Media Advisory for Thursday, September 4, 2014

Local Media Contact: Jeremy Sprinkle, jeremy@aflcionc.org336-255-2711

National Media Contact: Laura Brandon, laura.brandon@berlinrosen.com202-641-8477


Local McDonald’s, Burger King, Wendy’s Workers Among Those in 150+ Cities Expected To Walk Off Their Jobs

RALEIGH/DURHAM– Coming off a convention at which they vowed to do “whatever it takes” to win $15 and the right to form a union, Triangle fast-food workers will walk off their jobs Thursday as their movement intensifies and continues to spread.

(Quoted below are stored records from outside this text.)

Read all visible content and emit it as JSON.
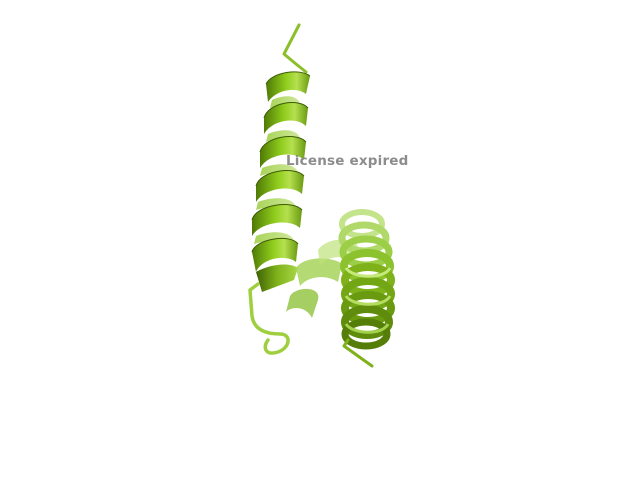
{
  "viewer": {
    "watermark": "License expired",
    "background_color": "#ffffff",
    "ribbon_color": "#7fb21a",
    "ribbon_dark": "#4a6e08",
    "ribbon_light": "#b7e25a",
    "coil_color": "#8cbf2a"
  },
  "structure": {
    "representation": "cartoon",
    "secondary_elements": [
      "helix",
      "coil",
      "helix",
      "coil",
      "helix"
    ]
  }
}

Workers are expected to strike at Raleigh and Durham’s major fast-food restaurants, including McDonald’s, Burger King, Wendy’s and KFC. Clergy, elected officials and community supporters, including Reverend Barber, President of the North Carolina NAACP will join fast-food workers on the strike lines. Striking fast food workers from across North Carolina will converge in Durham for a fast food worker rally and action.

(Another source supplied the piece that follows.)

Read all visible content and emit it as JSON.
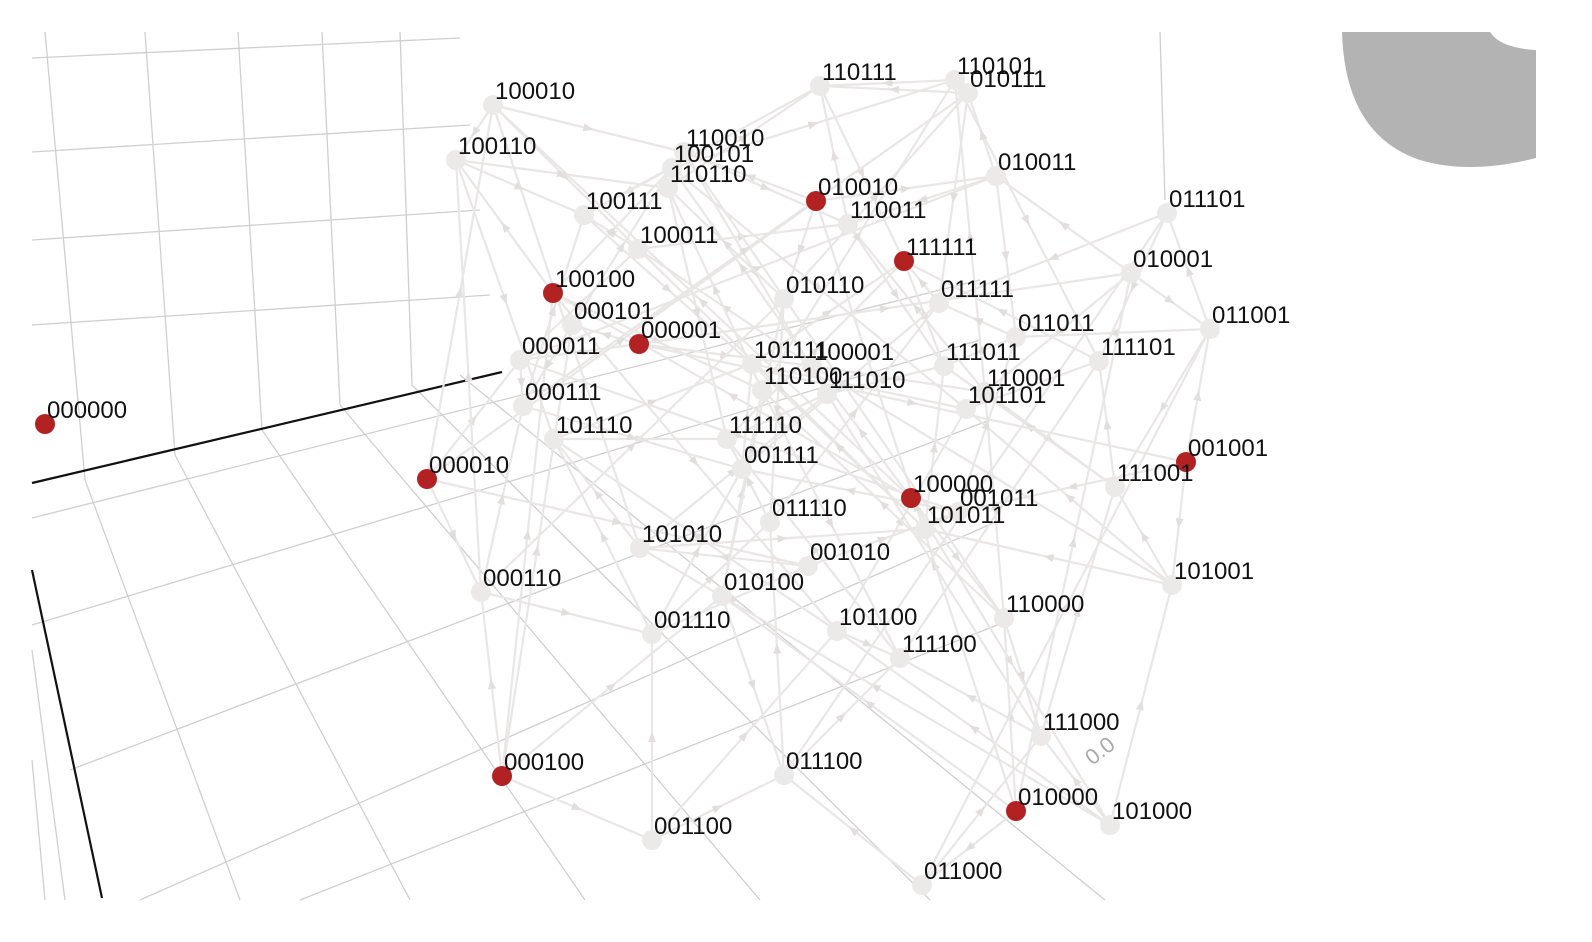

WHO: Workers at McDonald’s, Wendy’s, Burger King; Community Supporters and Clergy including Reverend Barber, President of NC NAACP

WHAT: Fast-Food Worker Strike

WHERE: 3301 S Wilmington St, Raleigh

WHEN: Thursday, September 4 at 8:30 am ET

WHERE: 501 Foster Street, Durham

WHEN: Thursday, September 4 at 11:45 am ET

Thursday’s strike comes a little more than a month after the National Labor Relations Board’s general counsel determined that, despite McDonald’s repeated claims, the company is a joint employer that exerts substantial power over its employees’ working conditions. For nearly two years, McDonald’s and other fast-food workers have been joining together and going on strike, calling for $15 and the right to form a union without retaliation. But time and time again, the company and other industry players have tried to sidestep workers’ calls, inventing a make-believe world in which responsibility for wages and working conditions falls squarely only on the shoulders of franchisees, not the corporations that control how food is served and priced.

As corporations push down real wages for average American workers, a growing number of economists warn that low wages are a barrier to growth that are harming the overall U.S. economy.

A campaign that started in New York City in November 2012, with 200 fast-food workers walking off their jobs demanding $15 and the right to form a union without retaliation, has since spread to more than 150 cities in every region of the country, including the South. The growing fight for $15 has been credited with elevating the debate around inequality in the U.S. MSNBC’s Chris Hayes said that it has “entirely changed the politics of the country.” Since the campaign launched, nearly 7 million low-wage workers have seen their wages rise. What seemed like a far-fetched goal–$15 an hour—is now a reality in Seattle, where Bloomberg News said the city adopted “the rallying cry of fast-food workers.”

As it spreads, the movement is challenging fast-food companies’ outdated notion that their workers are teenagers looking for pocket change. Today’s workers are mothers and fathers struggling to raise children on wages that are too low. And they’re showing the industry that if it doesn’t raise pay, it will continue to be at the center of the national debate on what’s wrong with our economy.